Life insurance policies are usually bought for a long time because they aim to protect a person’s and his family’s financial future. But sometimes, people think about giving up their life insurance policy or “surrendering” it.

Essentially, when you give up a life insurance policy you terminate the policy contract and surrender the protection that the insurance policy provided to you. A policyholder can give up their policy for many reasons. These include if the policy doesn’t cover enough or if the policyholder can’t pay the premium. When you give up a policy that is close to its end date, you can lose a lot of benefits. You also lose tax deduction benefits (the deduction varies in the old & new tax regime and is subject to change).

What does “Surrender Value” mean?

When you give up or “surrender” your life cover policy, the insurance company usually owes you a certain amount. When you give up your life insurance policy, the insurance company gives you back a certain amount of the premiums you paid every month. This payment check is called a “surrender value.”

How do you calculate the Surrender Value?

Policyholders who want to figure out the surrender value of their life insurance should know that it is very easy to do so.

With a useful cloud-based tool called a “surrender value calculator,” you can now figure out the exact surrender value in minutes. To get this information, all you have to do is give some basic information. This includes the length of the policy, the amount of the premium paid, how the premium was paid, how many years the policy has been in effect, the amount of the premium instalments, etc.

Once you give all this information, the online surrender value calculator can tell you how much your life insurance policy is worth.

When does a policy of life insurance get a “surrender value”?

In the following two situations, a life insurance policy will have a surrender value:

  1.  When the policy lasts for more than 10 years: In this case, the life insurance policy’s surrender value can be obtained by paying the premiums on time for at least three years consecutively.
  2. When the length of the policy is less than ten years: In this case, the life insurance policy has a surrender value if the premium has been paid on time for at least two years in a row.

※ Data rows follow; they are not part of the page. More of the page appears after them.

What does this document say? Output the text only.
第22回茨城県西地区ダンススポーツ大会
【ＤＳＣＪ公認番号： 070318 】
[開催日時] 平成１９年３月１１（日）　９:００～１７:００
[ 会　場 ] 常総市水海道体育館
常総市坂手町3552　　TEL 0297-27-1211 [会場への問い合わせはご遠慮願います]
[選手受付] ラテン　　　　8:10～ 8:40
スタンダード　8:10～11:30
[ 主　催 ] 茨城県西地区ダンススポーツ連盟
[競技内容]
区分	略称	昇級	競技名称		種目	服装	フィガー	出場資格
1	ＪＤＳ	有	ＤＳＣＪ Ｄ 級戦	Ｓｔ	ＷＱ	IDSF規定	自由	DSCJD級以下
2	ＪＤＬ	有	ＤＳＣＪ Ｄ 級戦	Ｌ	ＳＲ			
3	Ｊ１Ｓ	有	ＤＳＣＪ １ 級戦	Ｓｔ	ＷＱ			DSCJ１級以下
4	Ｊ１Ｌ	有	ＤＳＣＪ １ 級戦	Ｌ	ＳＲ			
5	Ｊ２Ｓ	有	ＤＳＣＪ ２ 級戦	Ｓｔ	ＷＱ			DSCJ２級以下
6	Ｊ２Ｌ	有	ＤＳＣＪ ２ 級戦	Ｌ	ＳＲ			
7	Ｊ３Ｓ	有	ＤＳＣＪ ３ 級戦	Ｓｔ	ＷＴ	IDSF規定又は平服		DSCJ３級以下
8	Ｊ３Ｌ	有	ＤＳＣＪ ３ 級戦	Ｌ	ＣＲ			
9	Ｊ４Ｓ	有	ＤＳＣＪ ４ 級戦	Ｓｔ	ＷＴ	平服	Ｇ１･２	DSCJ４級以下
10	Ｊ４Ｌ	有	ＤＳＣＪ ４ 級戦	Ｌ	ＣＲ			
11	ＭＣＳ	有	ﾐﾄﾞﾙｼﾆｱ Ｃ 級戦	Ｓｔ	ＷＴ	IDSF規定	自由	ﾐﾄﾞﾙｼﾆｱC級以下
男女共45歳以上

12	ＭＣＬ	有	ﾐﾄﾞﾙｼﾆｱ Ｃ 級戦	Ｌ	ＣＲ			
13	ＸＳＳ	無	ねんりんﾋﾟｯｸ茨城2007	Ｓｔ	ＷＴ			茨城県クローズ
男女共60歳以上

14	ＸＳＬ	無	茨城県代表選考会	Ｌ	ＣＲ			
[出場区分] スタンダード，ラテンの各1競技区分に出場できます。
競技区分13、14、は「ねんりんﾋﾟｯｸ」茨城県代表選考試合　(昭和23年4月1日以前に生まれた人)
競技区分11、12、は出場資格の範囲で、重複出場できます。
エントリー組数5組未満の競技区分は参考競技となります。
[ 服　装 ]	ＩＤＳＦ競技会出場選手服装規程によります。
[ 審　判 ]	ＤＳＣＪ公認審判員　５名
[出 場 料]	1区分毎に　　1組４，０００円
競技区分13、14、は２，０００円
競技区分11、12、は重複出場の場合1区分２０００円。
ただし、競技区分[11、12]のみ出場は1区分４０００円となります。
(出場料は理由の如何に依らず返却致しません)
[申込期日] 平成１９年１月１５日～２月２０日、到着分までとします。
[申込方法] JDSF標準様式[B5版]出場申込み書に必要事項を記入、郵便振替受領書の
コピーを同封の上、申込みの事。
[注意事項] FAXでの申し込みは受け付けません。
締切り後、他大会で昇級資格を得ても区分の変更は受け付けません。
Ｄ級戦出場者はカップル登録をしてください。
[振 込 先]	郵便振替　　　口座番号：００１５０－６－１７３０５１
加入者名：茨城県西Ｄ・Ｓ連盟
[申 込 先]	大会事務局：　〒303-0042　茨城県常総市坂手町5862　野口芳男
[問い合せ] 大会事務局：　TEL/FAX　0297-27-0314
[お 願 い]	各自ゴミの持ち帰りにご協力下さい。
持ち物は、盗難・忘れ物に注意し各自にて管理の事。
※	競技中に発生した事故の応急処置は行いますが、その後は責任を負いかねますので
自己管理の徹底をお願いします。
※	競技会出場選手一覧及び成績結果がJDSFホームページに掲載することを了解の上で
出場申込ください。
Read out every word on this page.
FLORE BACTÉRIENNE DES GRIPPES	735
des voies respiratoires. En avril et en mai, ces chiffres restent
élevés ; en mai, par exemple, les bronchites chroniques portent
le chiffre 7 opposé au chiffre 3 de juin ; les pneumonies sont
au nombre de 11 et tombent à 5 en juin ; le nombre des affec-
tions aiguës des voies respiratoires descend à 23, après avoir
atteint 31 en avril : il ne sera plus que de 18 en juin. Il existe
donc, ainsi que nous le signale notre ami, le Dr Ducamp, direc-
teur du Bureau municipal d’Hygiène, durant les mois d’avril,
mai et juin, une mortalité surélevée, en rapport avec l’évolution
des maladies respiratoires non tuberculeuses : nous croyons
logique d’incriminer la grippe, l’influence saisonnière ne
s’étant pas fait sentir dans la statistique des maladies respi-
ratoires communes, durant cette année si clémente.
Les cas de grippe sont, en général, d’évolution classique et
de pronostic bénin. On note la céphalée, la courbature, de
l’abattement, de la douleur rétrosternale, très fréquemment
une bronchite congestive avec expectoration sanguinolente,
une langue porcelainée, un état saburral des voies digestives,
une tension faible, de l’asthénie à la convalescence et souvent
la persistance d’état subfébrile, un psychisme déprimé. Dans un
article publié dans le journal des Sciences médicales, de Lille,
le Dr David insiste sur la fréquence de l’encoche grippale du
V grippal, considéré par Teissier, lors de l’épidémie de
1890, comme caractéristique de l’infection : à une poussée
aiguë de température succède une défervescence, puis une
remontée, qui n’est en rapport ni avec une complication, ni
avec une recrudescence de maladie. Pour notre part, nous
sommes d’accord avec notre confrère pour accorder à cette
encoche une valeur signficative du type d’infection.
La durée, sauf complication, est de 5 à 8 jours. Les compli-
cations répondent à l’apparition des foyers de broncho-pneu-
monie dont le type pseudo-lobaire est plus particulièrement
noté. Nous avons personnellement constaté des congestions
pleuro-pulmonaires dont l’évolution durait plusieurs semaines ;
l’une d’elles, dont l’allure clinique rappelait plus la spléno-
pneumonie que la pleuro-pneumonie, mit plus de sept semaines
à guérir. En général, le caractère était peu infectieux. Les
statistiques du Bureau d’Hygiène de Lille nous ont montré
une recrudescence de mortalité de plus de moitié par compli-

How a life insurance policy’s surrender value works:

A life insurance policy usually has two types of surrender value: a special surrender value and a guaranteed surrender value. Read on to know more.

  1. Guaranteed surrender value

    Under this type, the insurance company is guaranteed to pay a fixed sum or amount if the policy is surrendered or dropped before the end of the maturity period.The surrender value determinant in the policy papers is used to figure out the guaranteed surrender value of a life insurance policy. Most of the time, this factor is the percentage of the premiums paid. In this case, the surrender value of a life insurance policy goes up as the number of years goes on.

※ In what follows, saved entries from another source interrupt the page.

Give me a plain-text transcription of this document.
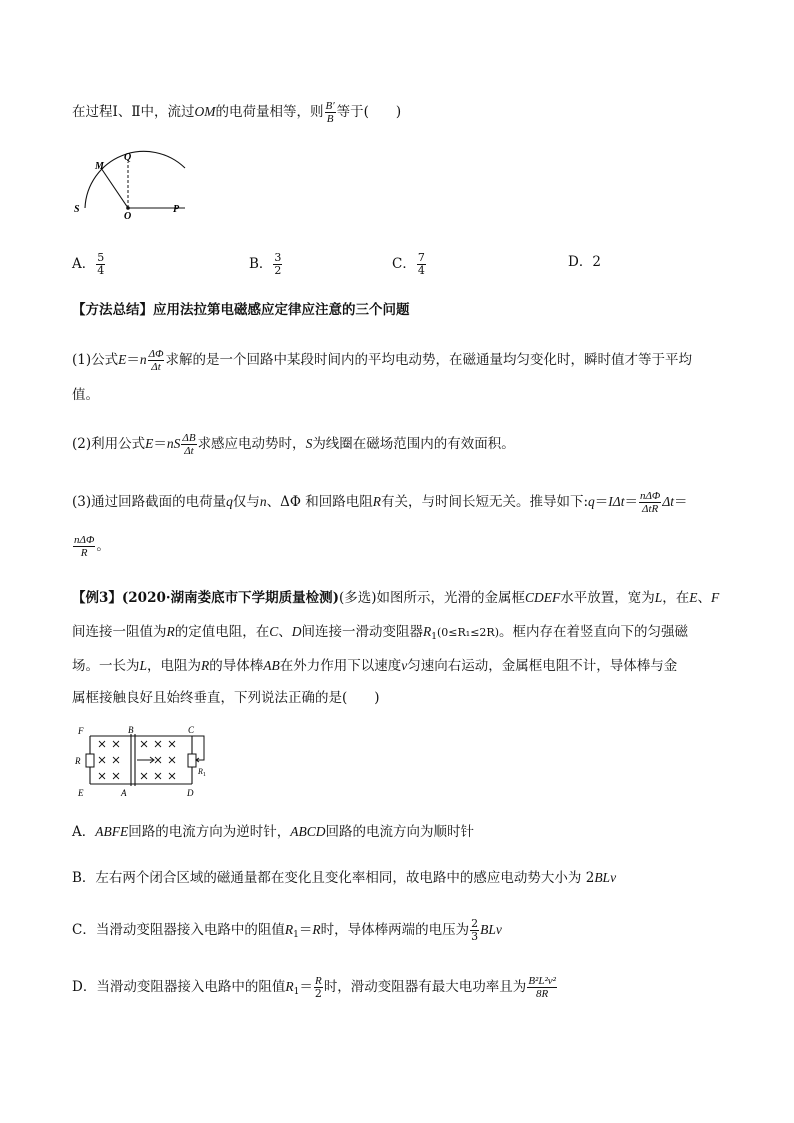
在过程Ⅰ、Ⅱ中，流过OM的电荷量相等，则 $\frac{B'}{B}$ 等于(　　)
M
Q
S
O
P
A． $\frac{5}{4}$	B． $\frac{3}{2}$	C． $\frac{7}{4}$	D．2
【方法总结】应用法拉第电磁感应定律应注意的三个问题
(1)公式$E=n \frac{\Delta\Phi}{\Delta t}$ 求解的是一个回路中某段时间内的平均电动势，在磁通量均匀变化时，瞬时值才等于平均
值。
(2)利用公式$E=nS \frac{\Delta B}{\Delta t}$ 求感应电动势时，S为线圈在磁场范围内的有效面积。
(3)通过回路截面的电荷量q仅与n、ΔΦ 和回路电阻R有关，与时间长短无关。推导如下:q＝IΔt＝ $\frac{\text{nΔΦ}}{\text{ΔtR}} \Delta t=$
$\frac{\text{nΔΦ}}{R}$ 。
【例3】(2020·湖南娄底市下学期质量检测)(多选)如图所示，光滑的金属框CDEF水平放置，宽为L，在E、F
间连接一阻值为R的定值电阻，在C、D间连接一滑动变阻器$R_1(0\le R_1\le 2R)$。框内存在着竖直向下的匀强磁
场。一长为L，电阻为R的导体棒AB在外力作用下以速度v匀速向右运动，金属框电阻不计，导体棒与金
属框接触良好且始终垂直，下列说法正确的是(　　)
F	B	C
E	A	D
R
$R_1$
A．ABFE回路的电流方向为逆时针，ABCD回路的电流方向为顺时针
B．左右两个闭合区域的磁通量都在变化且变化率相同，故电路中的感应电动势大小为 2BLv
C．当滑动变阻器接入电路中的阻值$R_1=R$时，导体棒两端的电压为 $\frac{2}{3}$ BLv
D．当滑动变阻器接入电路中的阻值$R_1= \frac{R}{2}$ 时，滑动变阻器有最大电功率且为 $\frac{\text{B²L²v²}}{8R}$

    As the life insurance policy gets closer to its end date, the surrender value will get closer to 100% of the total premiums paid. In this case, the total amount of premiums paid is multiplied by the surrender value factor to figure out the guaranteed surrender value.

  2. Special surrender value

    This special surrender value is usually higher than the guaranteed surrender value of a life insurance policy. But this is entirely up to the insurance company. The exact surrender value depends on the coverage, the premiums paid by the policyholder, the length of the policy, and any bonuses.

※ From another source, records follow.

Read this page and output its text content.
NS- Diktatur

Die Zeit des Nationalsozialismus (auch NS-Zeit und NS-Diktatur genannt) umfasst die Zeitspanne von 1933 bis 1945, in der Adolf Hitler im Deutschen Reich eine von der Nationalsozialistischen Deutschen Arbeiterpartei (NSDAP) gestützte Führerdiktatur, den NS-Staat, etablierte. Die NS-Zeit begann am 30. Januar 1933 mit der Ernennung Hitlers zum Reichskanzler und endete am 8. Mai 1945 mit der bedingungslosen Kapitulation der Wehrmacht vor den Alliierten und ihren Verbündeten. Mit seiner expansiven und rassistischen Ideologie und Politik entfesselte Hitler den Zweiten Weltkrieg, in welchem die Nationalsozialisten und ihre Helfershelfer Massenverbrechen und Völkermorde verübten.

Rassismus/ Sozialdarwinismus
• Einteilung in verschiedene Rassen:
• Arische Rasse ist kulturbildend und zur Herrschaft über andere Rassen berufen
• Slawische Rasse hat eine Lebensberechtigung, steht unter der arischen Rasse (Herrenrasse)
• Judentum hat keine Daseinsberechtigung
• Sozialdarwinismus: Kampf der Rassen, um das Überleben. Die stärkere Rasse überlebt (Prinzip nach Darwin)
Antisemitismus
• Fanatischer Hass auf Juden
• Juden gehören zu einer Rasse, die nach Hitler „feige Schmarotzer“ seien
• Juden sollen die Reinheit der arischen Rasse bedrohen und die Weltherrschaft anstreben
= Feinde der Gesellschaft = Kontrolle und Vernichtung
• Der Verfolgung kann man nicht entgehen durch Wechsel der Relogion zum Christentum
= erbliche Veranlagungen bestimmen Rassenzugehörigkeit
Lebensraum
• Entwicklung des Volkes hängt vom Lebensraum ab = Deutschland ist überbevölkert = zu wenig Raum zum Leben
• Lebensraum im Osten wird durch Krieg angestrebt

    Usually, the formula for figuring out this special surrender value is: (Accrued bonuses + Paid-up value) x (Surrender value factor). The paid-up value is found by multiplying the basic sum assured by the number of premiums to be paid or already paid.

    In conclusion, giving up or surrendering your life insurance policy may not be a wise idea, especially when it’s close to maturity. You may not get back the full amount of premiums you paid. If you think your policy isn’t giving you enough money back, you can think about opting for a new policy that fits your financial goals. A life insurance premium calculator will help you determine a good fit for your needs.